Thursday, February 10, 2011

A review of "Departures"

A film by director Yôjirô Takita
Starring Masahiro Motoki, Ryoko Hirosue, Tsutomu Yamazaki

Movie reviews are not my usual thing here.
Not sure why, since I love to share my opinions on most things.
But I had to share this time because I watched this movie the other day and liked it so much. I think it is so good but fear, because it is a foreign film, and about a slightly touchy subject, that it is a movie that not many of you will ever see.
And you should!

Winner of the Academy Award for Best Foreign Language Film in 2009, it is a funny, sweet, moving and beautiful movie that, sadly, many Americans may not see...thank goodness for Netflix!
Daigo Kobayashi, a cellist for an orchestra in Toyota that goes bankrupt, decides to return to his hometown with his wife, to live in a house that his mother left him when she died and to start a new life. Looking for a job, he answers an ad in the newspaper for a job in "Departures", and that he assumes has something to do with a travel agency. Well, yes, a sort of travel is involved because his boss is in the business of preparing bodies for their trip into the afterlife. He is an encoffiner, someone who ritually cleans, dresses and grooms bodies, as the family looks on, before they are placed in a coffin to be cremated or buried.
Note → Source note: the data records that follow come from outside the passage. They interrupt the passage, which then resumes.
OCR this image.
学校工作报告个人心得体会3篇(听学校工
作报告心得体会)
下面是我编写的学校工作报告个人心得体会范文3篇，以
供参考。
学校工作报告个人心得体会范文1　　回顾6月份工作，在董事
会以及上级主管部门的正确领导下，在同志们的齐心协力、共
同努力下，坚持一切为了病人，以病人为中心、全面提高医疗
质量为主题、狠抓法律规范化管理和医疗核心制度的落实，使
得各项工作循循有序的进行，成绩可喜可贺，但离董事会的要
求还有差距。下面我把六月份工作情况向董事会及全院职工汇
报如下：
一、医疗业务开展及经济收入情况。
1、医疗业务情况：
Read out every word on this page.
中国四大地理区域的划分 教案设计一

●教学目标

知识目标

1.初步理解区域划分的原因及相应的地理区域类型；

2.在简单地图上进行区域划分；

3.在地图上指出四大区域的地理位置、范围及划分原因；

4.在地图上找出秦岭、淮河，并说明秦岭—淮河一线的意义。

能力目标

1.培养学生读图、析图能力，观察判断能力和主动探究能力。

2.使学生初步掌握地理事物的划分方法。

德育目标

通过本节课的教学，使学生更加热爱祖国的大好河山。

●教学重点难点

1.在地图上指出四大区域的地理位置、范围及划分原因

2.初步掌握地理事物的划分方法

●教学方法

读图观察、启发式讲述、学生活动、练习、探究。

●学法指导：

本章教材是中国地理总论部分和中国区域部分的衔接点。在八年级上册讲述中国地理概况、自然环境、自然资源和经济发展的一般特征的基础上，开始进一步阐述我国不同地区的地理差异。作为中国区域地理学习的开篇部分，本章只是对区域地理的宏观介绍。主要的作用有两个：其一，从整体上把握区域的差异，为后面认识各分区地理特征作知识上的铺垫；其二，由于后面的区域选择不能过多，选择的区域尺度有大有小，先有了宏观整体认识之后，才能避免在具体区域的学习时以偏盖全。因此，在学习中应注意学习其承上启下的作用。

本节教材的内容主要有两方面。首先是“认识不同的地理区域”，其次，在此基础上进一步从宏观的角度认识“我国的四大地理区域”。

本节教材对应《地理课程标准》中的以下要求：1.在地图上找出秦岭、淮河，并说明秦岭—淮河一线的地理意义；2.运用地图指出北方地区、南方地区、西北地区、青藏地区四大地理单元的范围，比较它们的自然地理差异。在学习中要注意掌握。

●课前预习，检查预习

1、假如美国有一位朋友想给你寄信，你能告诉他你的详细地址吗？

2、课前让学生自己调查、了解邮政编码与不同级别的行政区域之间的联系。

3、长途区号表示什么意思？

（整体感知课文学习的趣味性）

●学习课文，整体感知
It is a job that Daigo hides from people, even misleading his wife about what he does, because dealing with dead bodies is considered by many Japanese, and many worldwide, to be dirty. And to tell the truth, he is not too thrilled with it at first. It is often a very difficult job. But the pay is very good and in a short time he grows to respect and care for his elderly boss, Ikuei Sasaki, who becomes a father figure for him, since Daigo still suffers from his own father walking out on him and his mother when he was just a child. Most of all, he grows to respect the beautiful, precise and respectful ritual and the closure and peace it brings to so many families. He begins to feel that he is doing something very important and meaningful and something he must continue to do.

Now some of you might say, "Oh, that does not sound like a subject that I want to see in a movie."
And you would be wrong.
Yes, it is about death but it is about much more. It's about families, about love and loss and reconciliation. It's about telling those around you how you feel while you still have the chance and it is about the respect that we should pay to both the living and the dead. It is also beautifully filmed, with some lovely scenes in the Japanese countryside, including that one pictured on the cover of the DVD above, and has a beautiful, cello heavy, musical score. The film is framed by the beautifully filmed opening scene, which I suggest you watch carefully so as not to miss a reaction that will be explained later in the movie, and a touching closing scene.

But what really shines in this movie are the characters. Major and minor, each has a story to tell, as we discover as the movie unfolds. Some are funny...and this is often a quite humorous film...and some are heartbreaking sad. Yes, I will admit it, as much as I hate to, that on more than one occasion I had to reach for a tissue.

A sweet, moving, beautiful little movie that you really should not miss.
If I gave stars, I would give this one 5.


  1. The movie sounds good, but I don't do well with subtitles.

  2. It sounds different but in a good way. Love the poster.

  3. That looks mighty! Thanks for highlighting it.

  4. This sounds very interesting and moving. I'd have to watch it alone though as TBG does not watch sub-titled movies. Thanks for your wonderful review, Caite. I'm putting this one on MY list.

  5. I do not really mind sub-titles but even if you are not thrilled with them, this one is totally worth it.

  6. I saw this film during the summer of 2009. It is absolutely fantastic.